Raporda, başarılı çocukların fırsat eşitliği nedeniyle değil, bireysel çabalarıyla başarılı oldukları bilgisi yer alırken; kırsaldaki çocukların başarısı birçok kesim tarafından ‘halkla ilişkiler’ fırsatı olarak kullanıldığı ifade ediliyor.
Cumhuriyet'te yer alan habere göre düşünce kuruluşu TEDMEM tarafından hazırlanan raporda, Ortaöğretime geçişte merkezi sınav ve yerleştirme sistemine ilişkin olarak şöyle dendi:
"Hakkâri’deki Çobana’ eşitlik sağladığı varsayımı fırsat eşitliği yerine sınavla eşitleme kurgusu kendi içinde veriye dayalı rasyonel bağıntıdan yoksun bir açıklamadır. Çok az sayıda sosyo-ekonomik açıdan dezavantajlı öğrencinin Türkiye’de ‘iyi okullar’ olarak nitelenen okullara yerleşebilmesi her yıl tekrarlanan bir rutinle mevcut ortaöğretime geçiş sisteminin sürekliliğini sağlayabilme adına ön plana çıkarılmaktadır. Diğer yandan bu uç örneklerin, hem yerleştikleri öğretim kurumları hem de geldikleri çevrenin yerel düzeydeki bürokratik ve siyasi figürleri tarafından bir halkla ilişkiler fırsatı olarak değerlendirildiği düşünülmektedir."
Raporda, bu örneklere odaklanılmasının ve bu örneklerin gündem oluşturmalarının, fırsat eşitliğinden yoksun ve dezavantajlı öğrencilerin göz ardı edilmesini kolaylaştırıcı bir rol oynadığı vurgulanıyor.

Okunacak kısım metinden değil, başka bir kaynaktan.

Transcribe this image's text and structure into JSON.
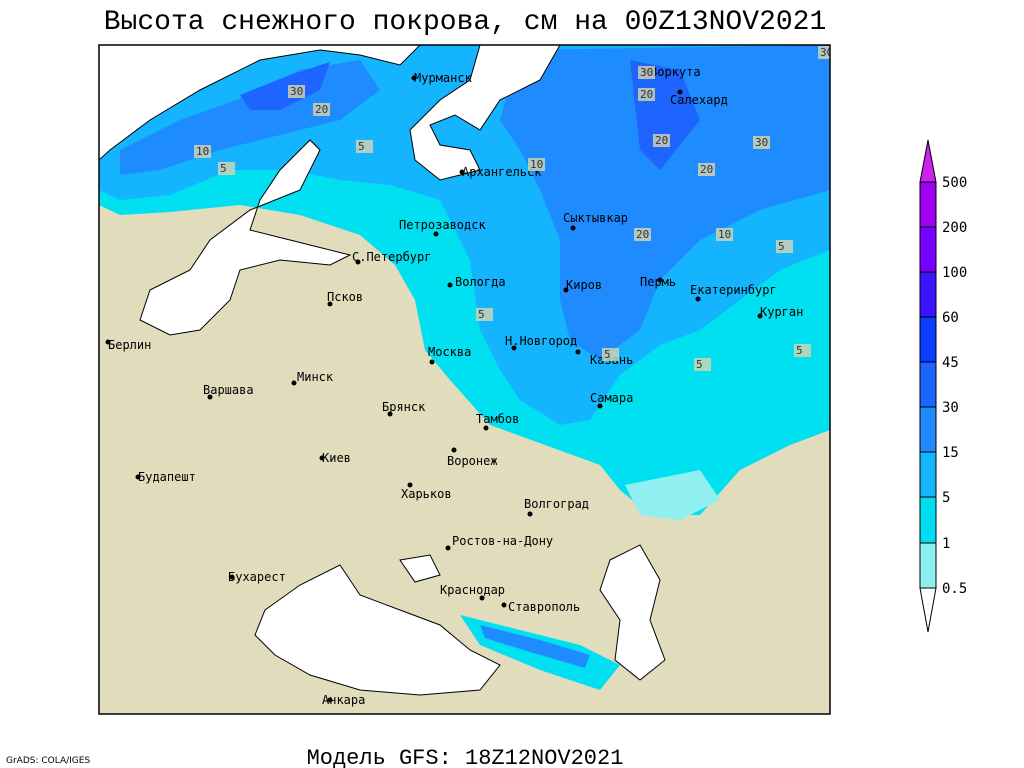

Rapora göre, eğitimde fırsat eşitliğinin sağlanabilmesi, sınavın ve seçmenin eşit veya objektif yapılmasının ötesinde, öğrencilerin yetenekleri ile bilişsel ve duyuşsal kapasitelerinin geliştirilmesinin önündeki dezavantajları en aza indirecek; erken çocukluk bakım ve eğitimi, akademik destek mekanizmaları, eğitim ortam, koşul ve kaynakları bakımından dengesizliklerin giderilmesi gibi fırsat eşitliğini geliştirecek önlemlerin alınmasına bağlı bulunuyor.

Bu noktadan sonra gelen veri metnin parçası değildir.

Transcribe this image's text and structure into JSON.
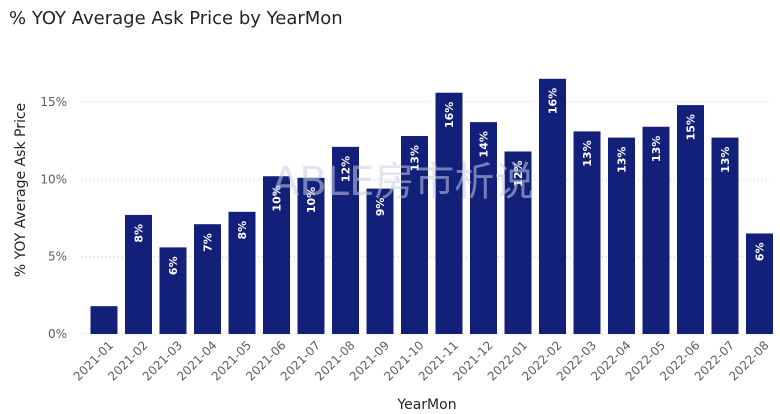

Türkiye’deki mevcut uygulamada kaliteli eğitim alma hakkından çok, zorunluluk boyutunun ön plana çıktığına dikkat çekilen rapor şöyle:
“Ortaöğretimin zorunluluk boyutu ile birlikte aynı zamanda kaliteli bir ortaöğretime erişim hakkı çerçevesinde değerlendirilmesi, ortaöğretimde her bir bireyin potansiyelini geliştirmek için mümkün olduğu ölçüde bireylerin ihtiyaçlarına göre uyarlamalar yapmayı gerektirmektedir. Okullar arası başarı farklılıkları ve eşitsizlikler azaltılmalıdır. Bunun için öncelikle okullar arasında; kaynak dağılımının dengelenmesi, öğretmen dağılımında nitelik ve niceliksel olarak denge sağlanması, öğretmenlerin mesleki niteliklerinin geliştirilmesi, teknolojik altyapının dengeli biçimde geliştirilmesi, başarısızlık riski yüksek öğrencilere yönelik destek programları oluşturulması gerekir."
Genel akademik eğitim veren liselerin kontenjanlarının talebi karşılamaması, mesleki eğitimi de tercih etmeyen öğrencilerin zorunlu olarak açıköğretime yerleşmesi anlamına geldiği hatırlatılan raporda, “Açıköğretim istisnai koşulları olan bir seçenek olarak değerlendirilmelidir. Başka bir lise türü veya özel öğretim kurumunu tercih etmedikçe, her öğrenci kendi yerleşim yerindeki liseye kayıt yaptırma hakkına sahip olmalıdır’’ ifadesi yer aldı.
Şanlıurfa’nın Hilvan ilçesinde yaşayan 8. sınıf öğrencisi Esmanur Demir, Temel Eğitimden Ortaöğretime Geçiş (TEOG) sınavında tam puan aldığını Siverek’te tarlada çalışırken öğrenmişti. TEDMEM raporuna göre, Esmanur’un başarısı çok istisnai bir durum. Gerçekte Esmanur’un koşullarında yaşayan çocuklara eğitimde fırsat eşitliği tanınmıyor.
Kaliteli eğitim kriterleri
* Çocukların ve gençlerin iyi olma hallerine katkısı.
* Temel yetkinlikler ve ortak becerileri geliştirmeye katkısı.
* Eğitimde fırsat eşitliğine katkısı.
* Bireylerin ilgi, ihtiyaç ve tercihlerine uygunluğu ile potansiyellerini en üst düzeyde geliştirmeye katkısı.
* Toplumun ve ekonominin ihtiyaç ve beklentilerine uygunluğu.